There is a quiet steel in that approach. No grand proclamations. No indulgence in hypothetical scenarios. Just preparation, performance, repeat.
Somewhere between laboratory reports and lineout calls, between thesis drafts and defensive drills, Walsh is navigating the most demanding months of his young life to date. Captaincy. Final exams. A title race. The weight is real, but so too is the opportunity.
Last season ended in a nervy play-off, a penalty that kept them afloat in Division 1B. This season could end with a trophy and a return to the Energia All-Ireland League’s top flight. Four games. Eighty minutes at a time.
The mouth-watering final stretch begins with UCC at home on Saturday afternoon, another University heavyweight, another side with ambition and pride. Walsh’s focus does not waver.
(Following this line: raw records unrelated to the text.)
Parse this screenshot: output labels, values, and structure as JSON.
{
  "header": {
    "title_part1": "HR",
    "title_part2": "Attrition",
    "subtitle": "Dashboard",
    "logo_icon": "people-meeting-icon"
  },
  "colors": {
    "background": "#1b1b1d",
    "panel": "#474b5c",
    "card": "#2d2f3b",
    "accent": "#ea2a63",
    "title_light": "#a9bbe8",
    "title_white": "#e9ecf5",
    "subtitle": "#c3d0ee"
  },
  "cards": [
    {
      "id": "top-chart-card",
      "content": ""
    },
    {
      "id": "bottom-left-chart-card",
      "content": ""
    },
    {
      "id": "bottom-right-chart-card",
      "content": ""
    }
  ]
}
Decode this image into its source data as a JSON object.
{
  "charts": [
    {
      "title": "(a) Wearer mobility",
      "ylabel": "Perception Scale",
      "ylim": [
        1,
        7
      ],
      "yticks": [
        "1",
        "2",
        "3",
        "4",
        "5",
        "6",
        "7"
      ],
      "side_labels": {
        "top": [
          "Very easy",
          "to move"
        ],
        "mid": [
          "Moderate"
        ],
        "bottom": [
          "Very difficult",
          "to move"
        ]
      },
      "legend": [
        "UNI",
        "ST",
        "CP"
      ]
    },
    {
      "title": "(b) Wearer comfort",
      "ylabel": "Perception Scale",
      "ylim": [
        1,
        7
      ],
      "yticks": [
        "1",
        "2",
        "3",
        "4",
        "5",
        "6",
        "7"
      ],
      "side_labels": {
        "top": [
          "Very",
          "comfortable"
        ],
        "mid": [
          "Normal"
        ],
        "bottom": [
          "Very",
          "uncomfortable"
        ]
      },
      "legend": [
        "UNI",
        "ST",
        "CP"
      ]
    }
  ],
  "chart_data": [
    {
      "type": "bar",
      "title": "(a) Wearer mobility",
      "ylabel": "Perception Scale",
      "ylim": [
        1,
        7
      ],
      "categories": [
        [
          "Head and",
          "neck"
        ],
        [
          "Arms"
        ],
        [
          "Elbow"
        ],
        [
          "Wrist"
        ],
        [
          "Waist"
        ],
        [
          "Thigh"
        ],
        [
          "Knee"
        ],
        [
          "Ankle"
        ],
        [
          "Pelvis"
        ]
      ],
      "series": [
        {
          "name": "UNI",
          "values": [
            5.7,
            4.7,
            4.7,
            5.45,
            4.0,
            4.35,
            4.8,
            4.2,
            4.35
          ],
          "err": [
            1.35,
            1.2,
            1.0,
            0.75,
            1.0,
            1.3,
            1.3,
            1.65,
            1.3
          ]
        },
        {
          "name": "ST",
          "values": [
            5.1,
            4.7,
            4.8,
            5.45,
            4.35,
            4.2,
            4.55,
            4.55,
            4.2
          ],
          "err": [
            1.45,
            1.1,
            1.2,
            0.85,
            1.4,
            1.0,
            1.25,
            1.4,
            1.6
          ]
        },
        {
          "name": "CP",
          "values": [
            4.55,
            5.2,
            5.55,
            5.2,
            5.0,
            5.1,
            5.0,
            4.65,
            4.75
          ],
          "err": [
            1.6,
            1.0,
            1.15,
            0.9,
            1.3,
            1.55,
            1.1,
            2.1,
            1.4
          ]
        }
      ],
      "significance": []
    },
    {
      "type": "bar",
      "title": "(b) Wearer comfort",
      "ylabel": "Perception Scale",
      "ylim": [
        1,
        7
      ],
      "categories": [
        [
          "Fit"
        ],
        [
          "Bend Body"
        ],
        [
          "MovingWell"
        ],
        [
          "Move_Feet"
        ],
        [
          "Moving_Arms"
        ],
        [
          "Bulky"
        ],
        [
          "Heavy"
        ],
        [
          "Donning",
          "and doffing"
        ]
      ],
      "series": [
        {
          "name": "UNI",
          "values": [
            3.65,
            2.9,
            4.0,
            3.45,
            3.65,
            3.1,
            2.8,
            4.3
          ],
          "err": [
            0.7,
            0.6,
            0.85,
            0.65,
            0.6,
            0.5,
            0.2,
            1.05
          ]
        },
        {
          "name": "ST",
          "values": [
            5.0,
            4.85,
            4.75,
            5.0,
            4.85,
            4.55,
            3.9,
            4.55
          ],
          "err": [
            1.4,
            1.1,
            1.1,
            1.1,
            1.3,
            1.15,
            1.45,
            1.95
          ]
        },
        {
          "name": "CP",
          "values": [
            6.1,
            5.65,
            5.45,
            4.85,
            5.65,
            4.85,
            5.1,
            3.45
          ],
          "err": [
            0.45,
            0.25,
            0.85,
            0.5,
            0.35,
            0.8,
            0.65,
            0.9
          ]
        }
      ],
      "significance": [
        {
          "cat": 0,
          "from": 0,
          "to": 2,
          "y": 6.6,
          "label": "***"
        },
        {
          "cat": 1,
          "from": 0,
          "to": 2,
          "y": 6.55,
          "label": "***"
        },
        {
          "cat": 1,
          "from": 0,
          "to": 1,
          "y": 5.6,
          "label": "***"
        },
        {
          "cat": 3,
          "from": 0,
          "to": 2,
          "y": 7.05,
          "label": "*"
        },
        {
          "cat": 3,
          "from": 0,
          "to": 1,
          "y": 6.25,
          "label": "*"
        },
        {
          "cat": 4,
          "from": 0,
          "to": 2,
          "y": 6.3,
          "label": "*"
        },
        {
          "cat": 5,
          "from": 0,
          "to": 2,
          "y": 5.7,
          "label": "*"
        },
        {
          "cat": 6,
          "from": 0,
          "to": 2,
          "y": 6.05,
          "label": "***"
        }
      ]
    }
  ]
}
“We’ve got our own goals for each block, we’ll take UCC this weekend, go out and do whatever we can against them. Then we’ll kind of focus on the last three games. And it’s the same as every kind of game.
“Those last three games, they’re going to be just as hard as any other one we’ve played this year because those teams have their own things to be fighting for.
“If we don’t get our stuff right, and we worry about them too much, then things can go either way. So there’s no point in looking at the other teams. It is about looking at what’s in front of us next, and what can we do to get ourselves ready for that one,” he added.